Bisogna però essere capaci di gestire queste operazioni di competizione interna, nelle quali, oltre le parole di facciata, è ovvio che si corra per vincere e non per portare l'acqua e che vi siano sempre lotte di potere tra persone o tra fazioni. Se la cosa sfugge di mano, il risultato può diventare devastante, soprattutto con personalità forti e per certi versi ingombranti come Ducry, brillante primo eletto lo scorso aprile sulla lista socialista per il Gran Consiglio, ma poi fonte di divisioni e travasi di bile tra i compagni nell'ipotesi di una sua candidatura federale al Consiglio degli Stati.
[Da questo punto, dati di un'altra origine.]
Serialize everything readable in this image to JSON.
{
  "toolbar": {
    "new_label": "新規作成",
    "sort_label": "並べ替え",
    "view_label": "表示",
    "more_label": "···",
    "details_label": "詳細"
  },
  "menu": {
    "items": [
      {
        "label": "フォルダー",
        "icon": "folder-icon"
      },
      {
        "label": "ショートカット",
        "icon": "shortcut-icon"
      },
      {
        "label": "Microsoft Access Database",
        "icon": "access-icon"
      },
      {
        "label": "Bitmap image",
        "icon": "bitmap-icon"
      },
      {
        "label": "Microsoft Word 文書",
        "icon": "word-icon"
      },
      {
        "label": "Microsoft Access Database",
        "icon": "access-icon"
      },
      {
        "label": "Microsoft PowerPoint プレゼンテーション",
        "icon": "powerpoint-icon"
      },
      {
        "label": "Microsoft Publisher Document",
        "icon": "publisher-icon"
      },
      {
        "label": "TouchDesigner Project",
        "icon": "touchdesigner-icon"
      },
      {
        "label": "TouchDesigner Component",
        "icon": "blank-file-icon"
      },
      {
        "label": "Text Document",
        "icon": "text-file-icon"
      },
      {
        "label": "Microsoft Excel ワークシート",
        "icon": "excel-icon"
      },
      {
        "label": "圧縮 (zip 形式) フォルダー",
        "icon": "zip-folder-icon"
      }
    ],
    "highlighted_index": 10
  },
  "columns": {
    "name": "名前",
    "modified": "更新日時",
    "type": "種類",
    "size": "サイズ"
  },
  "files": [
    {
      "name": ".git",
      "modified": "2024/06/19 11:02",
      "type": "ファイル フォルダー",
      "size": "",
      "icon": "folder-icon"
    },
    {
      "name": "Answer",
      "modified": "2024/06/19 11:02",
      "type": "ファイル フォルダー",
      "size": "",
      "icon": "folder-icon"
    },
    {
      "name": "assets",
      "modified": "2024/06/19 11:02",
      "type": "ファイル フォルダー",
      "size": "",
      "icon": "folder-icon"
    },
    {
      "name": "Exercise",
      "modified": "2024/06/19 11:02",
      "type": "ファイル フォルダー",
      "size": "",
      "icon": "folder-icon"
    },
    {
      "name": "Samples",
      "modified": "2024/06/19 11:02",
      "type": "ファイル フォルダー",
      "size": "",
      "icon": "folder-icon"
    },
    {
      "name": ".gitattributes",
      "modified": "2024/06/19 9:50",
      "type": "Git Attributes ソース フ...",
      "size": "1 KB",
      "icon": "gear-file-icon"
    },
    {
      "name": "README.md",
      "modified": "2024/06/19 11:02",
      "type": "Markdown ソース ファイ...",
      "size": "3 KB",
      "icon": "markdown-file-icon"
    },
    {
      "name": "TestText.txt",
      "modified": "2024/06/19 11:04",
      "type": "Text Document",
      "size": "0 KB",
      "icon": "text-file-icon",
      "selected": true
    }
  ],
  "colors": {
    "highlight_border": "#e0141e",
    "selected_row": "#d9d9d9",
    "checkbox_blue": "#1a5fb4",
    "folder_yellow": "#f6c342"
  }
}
La faccenda a Lugano è puntualmente sfuggita di mano. Una maldestra lettera del presidente sezionale Raoul Ghisletta (altro compagno focoso e piuttosto spregiudicato), nella quale s'invita a raddoppiare Zanini Barzaghi (cosa tecnicamente impossibile per le elezioni comunali, ma concettualmente molto chiara), ha scatenato l'ira funesta dell'indipendente Ducry, che a sua volta, giovedì sera dal sito web della «Regione», ha liquidato brutalmente la municipale uscente come incapace di trainare la lista, accusandola inoltre di non ben definiti ammiccamenti. L'attacco è un po' troppo facile (Piero Chiara avrebbe usato un'immagine assai più suggestiva, ma poco urbana): Zanini Barzaghi sa di non essere un vero e proprio animale politico come il suo avversario di lista, ma saranno gli elettori a giudicare il suo lavoro concreto. E a premiare o punire un partito che, al di là di suoi esponenti, anche di lungo corso, capaci e oggi sbigottiti di fronte agli eventi, sulle rive del Ceresio ha già una certa esperienza di frittate elettorali. Come quella del 2013, con la rottamazione della candidatura dell'ex consigliera di Stato Patrizia Pesenti per la corsa al Municipio, che avrebbe potuto inserirsi nella polarizzazione dello scontro tra PLR e Lega e bloccare l'erosione dei consensi.

Fosse stata gestita diversamente quella vicenda, forse ora il PS luganese sarebbe in altre acque. Oggi persone e circostanze sono molto diverse da allora, tuttavia la strategia palesatasi in questi giorni, se le parole hanno ancora un significato, appare altrettanto squinternata.
Per il neopresidente cantonale del PS Igor Righini il primo test elettorale non sarà dunque dei più semplici, in particolare nei centri. A Locarno nel mirino c'è il municipale Ronnie Moretti per la vicenda dell'istituto per anziani San Carlo, mentre a Chiasso l'uscente Patrizia Pintus deve vedersela con una dura opposizione interna che l'accusa di essere lo zerbino autocompiaciuto della leghista Roberta Pantani.

Se poi a Lugano dovesse verificarsi il superamento delle vecchie categorie storiche di riformismo e massimalismo, a favore del tafazzismo, forse qualche idea potrebbe venire alla dirigenza locale e cantonale del partito. Per esempio quella di abbandonare il martello e tornare alla meno invalidante bottiglia di plastica vuota.